Yarn Capacity Scheduler Introduction

Yarn Resource Allocation Overview

Yarn’s three classic schedulers, FIFO (which is rarely used), Fair Scheduler, and the topic of today’s discussion, Yarn’s Capacity Scheduler, are familiar to many. The official documentation provides a detailed explanation of the configuration parameters for the Capacity Scheduler. Today, I will use a practical example to help you understand the principles of this allocation mechanism.

Practical Example

First, we need to understand how Yarn obtains information about the available resources in the current cluster, i.e., how much resources are still available. Yarn obtains the available resources in the current cluster by checking the usage of resources in the file system mounted under /proc in Linux. In this example, let’s assume that the Yarn cluster has a total of 11GB of memory resources (for the sake of simplification, we only consider memory resources, assume there is only one node in the entire cluster, one application launches only one container, and we do not consider the issue of virtual memory). User A submits an application A that requires 10GB of memory. After application A starts, the actual resource usage is 1GB. Next, user B submits a similar application B that requests 10GB of memory resources, and the actual usage of the application after it starts is also 1GB.

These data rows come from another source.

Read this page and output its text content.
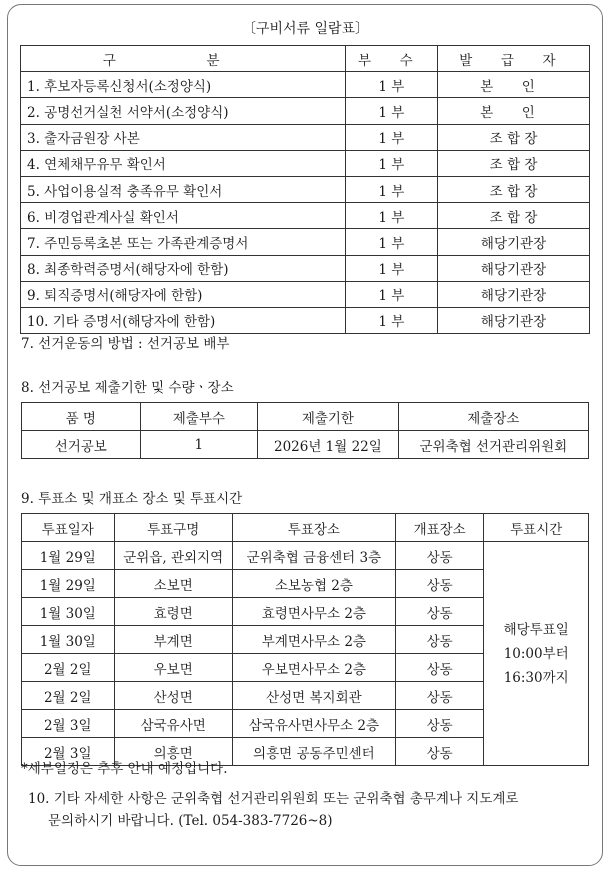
〔구비서류 일람표〕
구 분	부 수	발 급 자
1. 후보자등록신청서(소정양식)	1 부	본 인
2. 공명선거실천 서약서(소정양식)	1 부	본 인
3. 출자금원장 사본	1 부	조 합 장
4. 연체채무유무 확인서	1 부	조 합 장
5. 사업이용실적 충족유무 확인서	1 부	조 합 장
6. 비경업관계사실 확인서	1 부	조 합 장
7. 주민등록초본 또는 가족관계증명서	1 부	해당기관장
8. 최종학력증명서(해당자에 한함)	1 부	해당기관장
9. 퇴직증명서(해당자에 한함)	1 부	해당기관장
10. 기타 증명서(해당자에 한함)	1 부	해당기관장
7. 선거운동의 방법 : 선거공보 배부
8. 선거공보 제출기한 및 수량ㆍ장소
품 명	제출부수	제출기한	제출장소
선거공보	1	2026년 1월 22일	군위축협 선거관리위원회
9. 투표소 및 개표소 장소 및 투표시간
투표일자	투표구명	투표장소	개표장소	투표시간
1월 29일	군위읍, 관외지역	군위축협 금융센터 3층	상동	해당투표일
10:00부터
16:30까지

1월 29일	소보면	소보농협 2층	상동	
1월 30일	효령면	효령면사무소 2층	상동	
1월 30일	부계면	부계면사무소 2층	상동	
2월 2일	우보면	우보면사무소 2층	상동	
2월 2일	산성면	산성면 복지회관	상동	
2월 3일	삼국유사면	삼국유사면사무소 2층	상동	
2월 3일	의흥면	의흥면 공동주민센터	상동	
*세부일정은 추후 안내 예정입니다.
10. 기타 자세한 사항은 군위축협 선거관리위원회 또는 군위축협 총무계나 지도계로
문의하시기 바랍니다. (Tel. 054-383-7726~8)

From the perspective of the Yarn Application Master (AM), the entire process in this example is as follows:

Yarn will go through all the registered ApplicationMaster to allocate requested resource in Capacity Scheduler. Eventually they will call the void allocate(ApplicationAttemptId appAttemptId, AllocateRequest request, AllocateResponse response) throws YarnException` function to try to allocate requested resource.

 @Override
  @Lock(Lock.NoLock.class)
  public Allocation allocate(ApplicationAttemptId applicationAttemptId,
      List<ResourceRequest> ask, List<SchedulingRequest> schedulingRequests,
      List<ContainerId> release, List<String> blacklistAdditions,
      List<String> blacklistRemovals, ContainerUpdates updateRequests) {
    FiCaSchedulerApp application = getApplicationAttempt(applicationAttemptId);
    if (application == null) {
      LOG.error("Calling allocate on removed or non existent application " +
          applicationAttemptId.getApplicationId());
      return EMPTY_ALLOCATION;
    }

    // The allocate may be the leftover from previous attempt, and it will
    // impact current attempt, such as confuse the request and allocation for
    // current attempt's AM container.
    // Note outside precondition check for the attempt id may be
    // outdated here, so double check it here is necessary.
    if (!application.getApplicationAttemptId().equals(applicationAttemptId)) {
      LOG.error("Calling allocate on previous or removed " +
          "or non existent application attempt " + applicationAttemptId);
      return EMPTY_ALLOCATION;
    }

    // Handle all container updates
    handleContainerUpdates(application, updateRequests);

    // Release containers
    releaseContainers(release, application);

    AbstractLeafQueue updateDemandForQueue = null;

    // Sanity check for new allocation requests
    normalizeResourceRequests(ask);

    // Normalize scheduling requests
    normalizeSchedulingRequests(schedulingRequests);

    Allocation allocation;

    // make sure we aren't stopping/removing the application
    // when the allocate comes in
    application.getWriteLock().lock();
    try {
      if (application.isStopped()) {
        return EMPTY_ALLOCATION;
      }

      // Process resource requests
      if (!ask.isEmpty() || (schedulingRequests != null && !schedulingRequests
          .isEmpty())) {
        if (LOG.isDebugEnabled()) {
          LOG.debug(
              "allocate: pre-update " + applicationAttemptId + " ask size ="
                  + ask.size());
          application.showRequests();
        }

        // Update application requests
        if (application.updateResourceRequests(ask) || application
            .updateSchedulingRequests(schedulingRequests)) {
          updateDemandForQueue = (AbstractLeafQueue) application.getQueue();
        }

        if (LOG.isDebugEnabled()) {
          LOG.debug("allocate: post-update");
          application.showRequests();
        }
      }

      application.updateBlacklist(blacklistAdditions, blacklistRemovals);

      allocation = application.getAllocation(getResourceCalculator(),
          getClusterResource(), getMinimumResourceCapability());
    } finally {
      application.getWriteLock().unlock();
    }

    if (updateDemandForQueue != null && !application
        .isWaitingForAMContainer()) {
      updateDemandForQueue.getOrderingPolicy().demandUpdated(application);
    }

    LOG.debug("Allocation for application {} : {} with cluster resource : {}",
        applicationAttemptId, allocation, getClusterResource());
    return allocation;
  }

2. To obtain the current available resources in the cluster, we first ignore concepts such as reservation and preemption and try to simplify the process as much as possible for easier understanding. Let’s focus on the application.getAllocation() .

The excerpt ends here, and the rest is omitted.